I find that none of these computer-dominated online learning programs (much less the one I worked on) can take the place of a good teacher. Being in class, listening to and communicating logically or emotionally with a number of other students and a knowledgeable adult or two, is in itself an extremely important skill to learn. It’s also the best way to absorb new material in a way that will make sense and be added to one’s store of knowledge.
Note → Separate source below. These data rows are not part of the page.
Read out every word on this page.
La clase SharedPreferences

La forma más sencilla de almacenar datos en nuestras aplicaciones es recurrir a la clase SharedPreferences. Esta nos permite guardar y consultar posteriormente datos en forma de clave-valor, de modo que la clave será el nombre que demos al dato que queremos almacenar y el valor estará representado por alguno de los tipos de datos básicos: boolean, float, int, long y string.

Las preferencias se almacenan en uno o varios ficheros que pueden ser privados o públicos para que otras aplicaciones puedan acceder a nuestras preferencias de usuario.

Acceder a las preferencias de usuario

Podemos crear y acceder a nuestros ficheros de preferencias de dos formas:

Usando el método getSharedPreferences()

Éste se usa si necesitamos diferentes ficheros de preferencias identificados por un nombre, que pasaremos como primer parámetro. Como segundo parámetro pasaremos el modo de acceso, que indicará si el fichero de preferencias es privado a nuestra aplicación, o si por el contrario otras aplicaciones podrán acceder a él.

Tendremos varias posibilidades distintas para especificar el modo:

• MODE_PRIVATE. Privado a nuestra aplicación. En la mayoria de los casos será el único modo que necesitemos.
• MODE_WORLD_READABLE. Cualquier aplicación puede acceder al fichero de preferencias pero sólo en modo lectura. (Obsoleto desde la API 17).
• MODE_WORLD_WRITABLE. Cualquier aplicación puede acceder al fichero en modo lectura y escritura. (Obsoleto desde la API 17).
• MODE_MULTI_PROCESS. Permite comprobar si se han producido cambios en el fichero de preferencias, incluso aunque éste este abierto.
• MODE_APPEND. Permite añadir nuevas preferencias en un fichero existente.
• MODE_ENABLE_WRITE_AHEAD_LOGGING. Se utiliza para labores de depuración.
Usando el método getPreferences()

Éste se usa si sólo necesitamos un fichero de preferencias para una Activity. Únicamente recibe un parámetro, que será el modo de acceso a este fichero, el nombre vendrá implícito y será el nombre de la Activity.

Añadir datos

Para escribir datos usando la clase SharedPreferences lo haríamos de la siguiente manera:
That sort of group interaction is simply IMPOSSIBLE in a class where everybody is completely atomized and is on their own electronic device, engaged or not.
Without a human being trying to make sense out of the material, what I found quite consistently, in all the computerized settings, that most students absorbed nothing at all or else the wrong lessons altogether (such as, ‘if you randomly try all the multiple choice answers, you’ll eventually pick the right one and you can move on to some other stupid screen’; it doesn’t matter that all your prior choices were wrong; sometimes you get lucky and pick the right one first or second! Whee! It’s like a slot machine at a casino!).
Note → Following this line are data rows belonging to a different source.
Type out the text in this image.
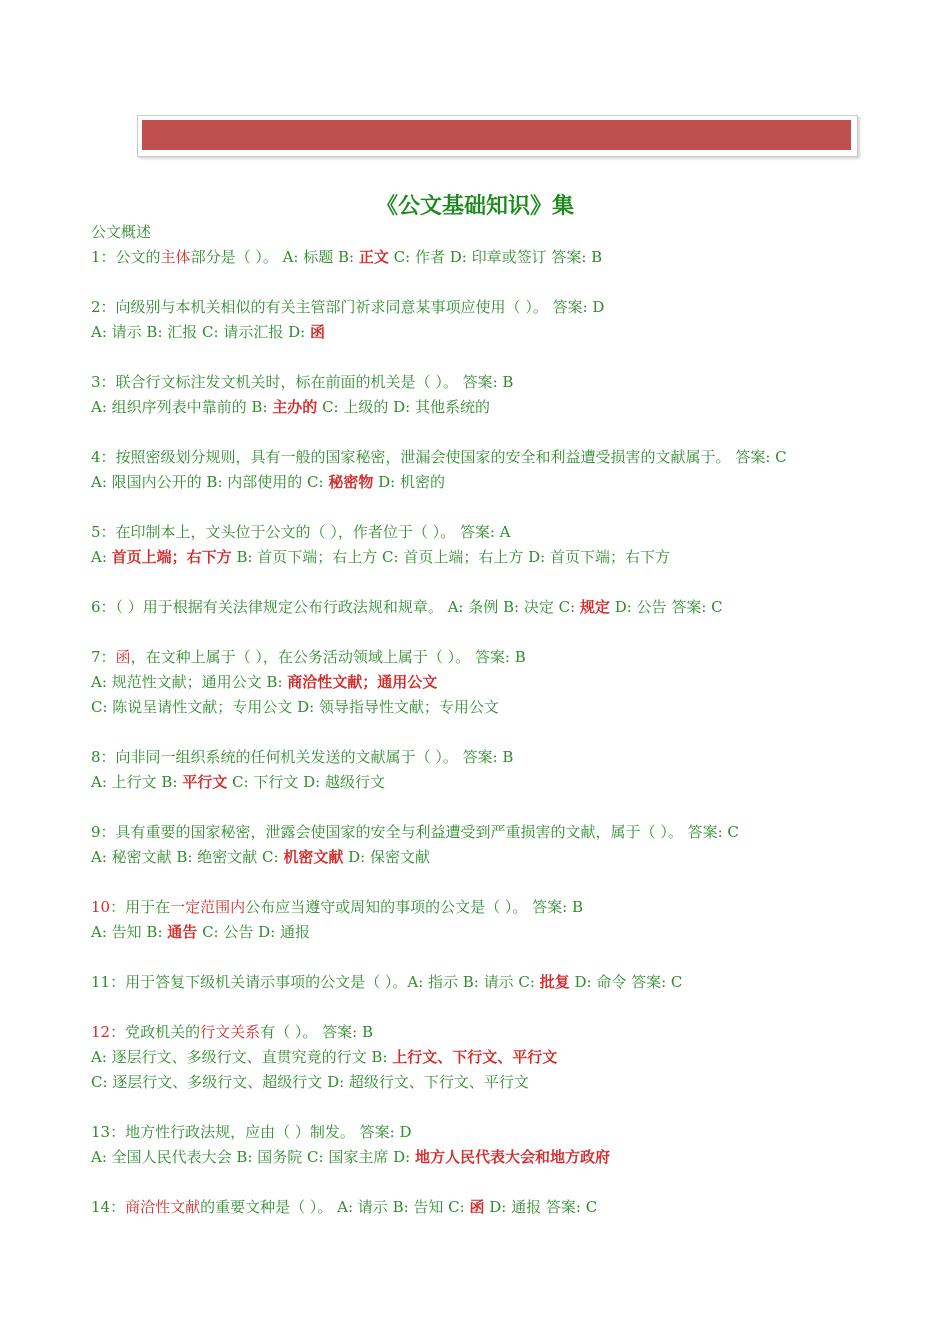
《公文基础知识》集
公文概述
1：公文的主体部分是（ ）。 A: 标题 B: 正文 C: 作者 D: 印章或签订 答案: B
2：向级别与本机关相似的有关主管部门祈求同意某事项应使用（ ）。 答案: D
A: 请示 B: 汇报 C: 请示汇报 D: 函
3：联合行文标注发文机关时，标在前面的机关是（ ）。 答案: B
A: 组织序列表中靠前的 B: 主办的 C: 上级的 D: 其他系统的
4：按照密级划分规则，具有一般的国家秘密，泄漏会使国家的安全和利益遭受损害的文献属于。 答案: C
A: 限国内公开的 B: 内部使用的 C: 秘密物 D: 机密的
5：在印制本上，文头位于公文的（ ），作者位于（ ）。 答案: A
A: 首页上端；右下方 B: 首页下端；右上方 C: 首页上端；右上方 D: 首页下端；右下方
6：（ ）用于根据有关法律规定公布行政法规和规章。 A: 条例 B: 决定 C: 规定 D: 公告 答案: C
7：函，在文种上属于（ ），在公务活动领域上属于（ ）。 答案: B
A: 规范性文献；通用公文 B: 商洽性文献；通用公文
C: 陈说呈请性文献；专用公文 D: 领导指导性文献；专用公文
8：向非同一组织系统的任何机关发送的文献属于（ ）。 答案: B
A: 上行文 B: 平行文 C: 下行文 D: 越级行文
9：具有重要的国家秘密，泄露会使国家的安全与利益遭受到严重损害的文献，属于（ ）。 答案: C
A: 秘密文献 B: 绝密文献 C: 机密文献 D: 保密文献
10：用于在一定范围内公布应当遵守或周知的事项的公文是（ ）。 答案: B
A: 告知 B: 通告 C: 公告 D: 通报
11：用于答复下级机关请示事项的公文是（ ）。A: 指示 B: 请示 C: 批复 D: 命令 答案: C
12：党政机关的行文关系有（ ）。 答案: B
A: 逐层行文、多级行文、直贯究竟的行文 B: 上行文、下行文、平行文
C: 逐层行文、多级行文、超级行文 D: 超级行文、下行文、平行文
13：地方性行政法规，应由（ ）制发。 答案: D
A: 全国人民代表大会 B: 国务院 C: 国家主席 D: 地方人民代表大会和地方政府
14：商洽性文献的重要文种是（ ）。 A: 请示 B: 告知 C: 函 D: 通报 答案: C
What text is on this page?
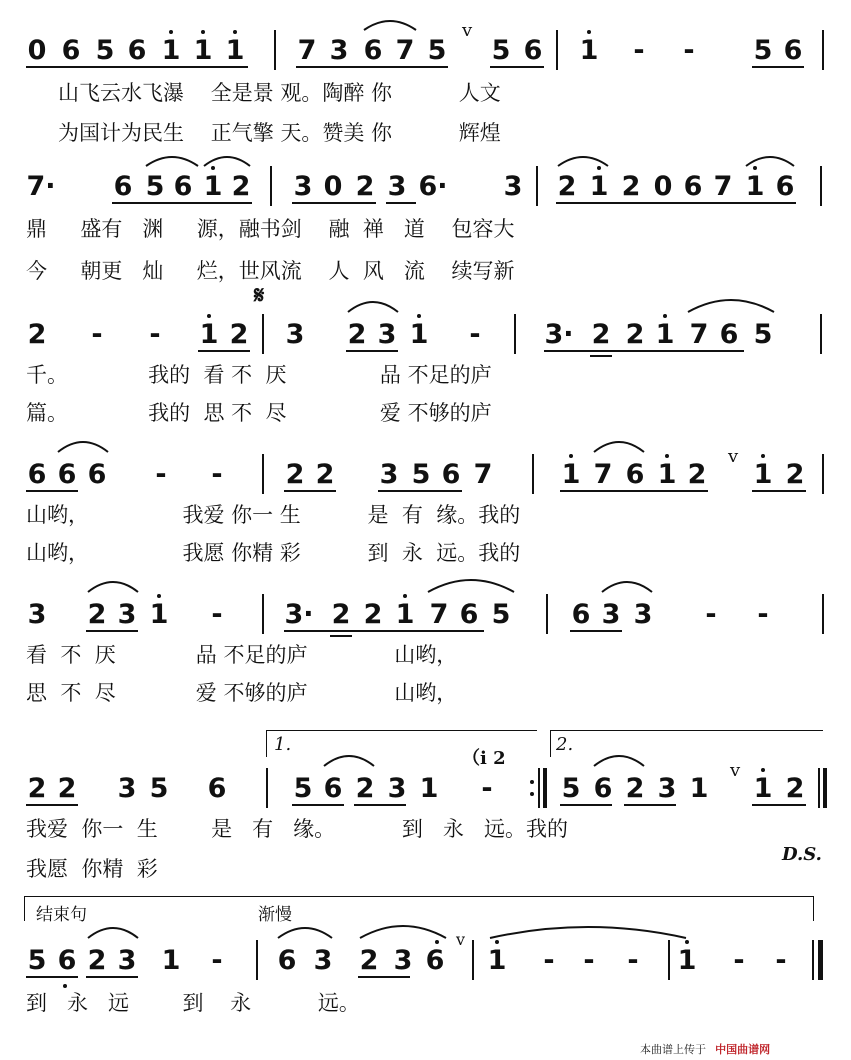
0 6 5 6 1 1 1 7 3 6 7 5
v
5 6 1 - - 5 6
山飞云水飞瀑    全是景 观。陶醉 你          人文
为国计为民生    正气擎 天。赞美 你          辉煌
7· 6 5 6 1 2 3 0 2 3 6· 3 2 1 2 0 6 7 1 6
鼎     盛有   渊     源，融书剑    融  禅   道    包容大
今     朝更   灿     烂，世风流    人  风   流    续写新
𝄋
2 - - 1 2 3 2 3 1 - 3· 2 2 1 7 6 5
千。            我的  看 不  厌              品 不足的庐
篇。            我的  思 不  尽              爱 不够的庐
6 6 6 - - 2 2 3 5 6 7	1 7 6 1 2
v
1 2
山哟，              我爱 你一 生          是  有  缘。我的
山哟，              我愿 你精 彩          到  永  远。我的
3 2 3 1 - 3· 2 2 1 7 6 5 6 3 3 - -
看  不  厌            品 不足的庐             山哟，
思  不  尽            爱 不够的庐             山哟，
1.	2.
（i 2
2 2 3 5 6 5 6 2 3 1 -	5 6 2 3 1
v
1 2
我爱  你一  生        是   有   缘。          到   永   远。我的
我愿  你精  彩
D.S.
结束句	渐慢
5 6 2 3 1 - 6 3 2 3 6
v
1 - - - 1 - -
到   永   远        到    永          远。
本曲谱上传于 中国曲谱网
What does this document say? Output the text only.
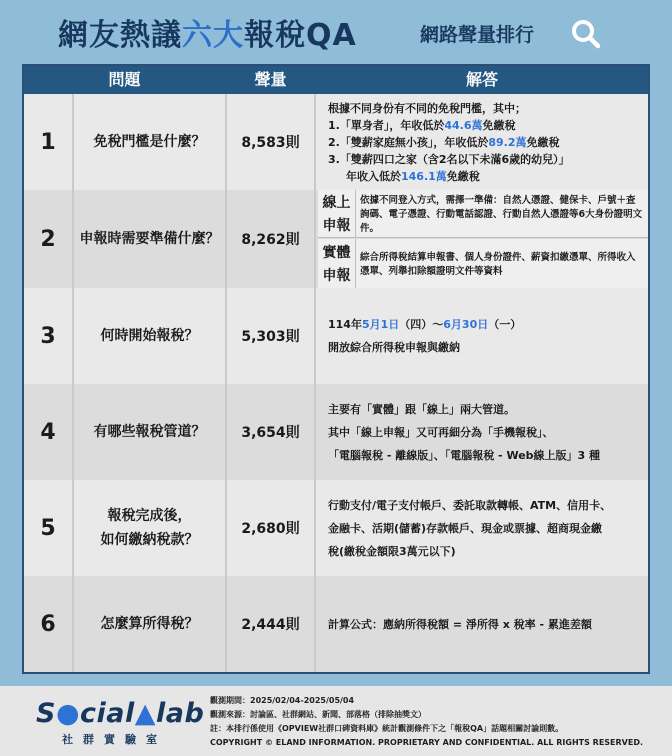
網友熱議六大報稅QA	網路聲量排行
問題	聲量	解答
1	免稅門檻是什麼？	8,583則
根據不同身份有不同的免稅門檻，其中；
1.「單身者」，年收低於44.6萬免繳稅
2.「雙薪家庭無小孩」，年收低於89.2萬免繳稅
3.「雙薪四口之家（含2名以下未滿6歲的幼兒）」
年收入低於146.1萬免繳稅
2	申報時需要準備什麼？	8,262則
線上
申報
依據不同登入方式，需擇一準備：自然人憑證、健保卡、戶號＋查詢碼、電子憑證、行動電話認證、行動自然人憑證等6大身份證明文件。
實體
申報
綜合所得稅結算申報書、個人身份證件、薪資扣繳憑單、所得收入憑單、列舉扣除額證明文件等資料
3	何時開始報稅？	5,303則
114年5月1日（四）～6月30日（一）
開放綜合所得稅申報與繳納
4	有哪些報稅管道？	3,654則
主要有「實體」跟「線上」兩大管道。
其中「線上申報」又可再細分為「手機報稅」、
「電腦報稅 - 離線版」、「電腦報稅 - Web線上版」3 種
5	報稅完成後，
如何繳納稅款？
2,680則
行動支付/電子支付帳戶、委託取款轉帳、ATM、信用卡、
金融卡、活期(儲蓄)存款帳戶、現金或票據、超商現金繳
稅(繳稅金額限3萬元以下)
6	怎麼算所得稅？	2,444則	計算公式：應納所得稅額 = 淨所得 x 稅率 - 累進差額
S●cial▲lab
社群實驗室
觀測期間：2025/02/04-2025/05/04
觀測來源：討論區、社群網站、新聞、部落格（排除抽獎文）
註：本排行係使用《OPVIEW社群口碑資料庫》統計觀測條件下之「報稅QA」話題相關討論則數。
COPYRIGHT © ELAND INFORMATION. PROPRIETARY AND CONFIDENTIAL. ALL RIGHTS RESERVED.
By contrast, I found that with programs/apps/languages like Logo, Darts, Green Globs, or Geometer’s Sketchpad, with teacher guidance, students actually got engaged in the process, had fun, and learned something.
I find the canned computer “explanations” are almost always ignored by the students, and are sometimes flat-out wrong. Other times, although they may be mathematically correct, they assume either way too much or way too little, or else are just plain confusing. I have yet to detect much of any learning going on because of those programs.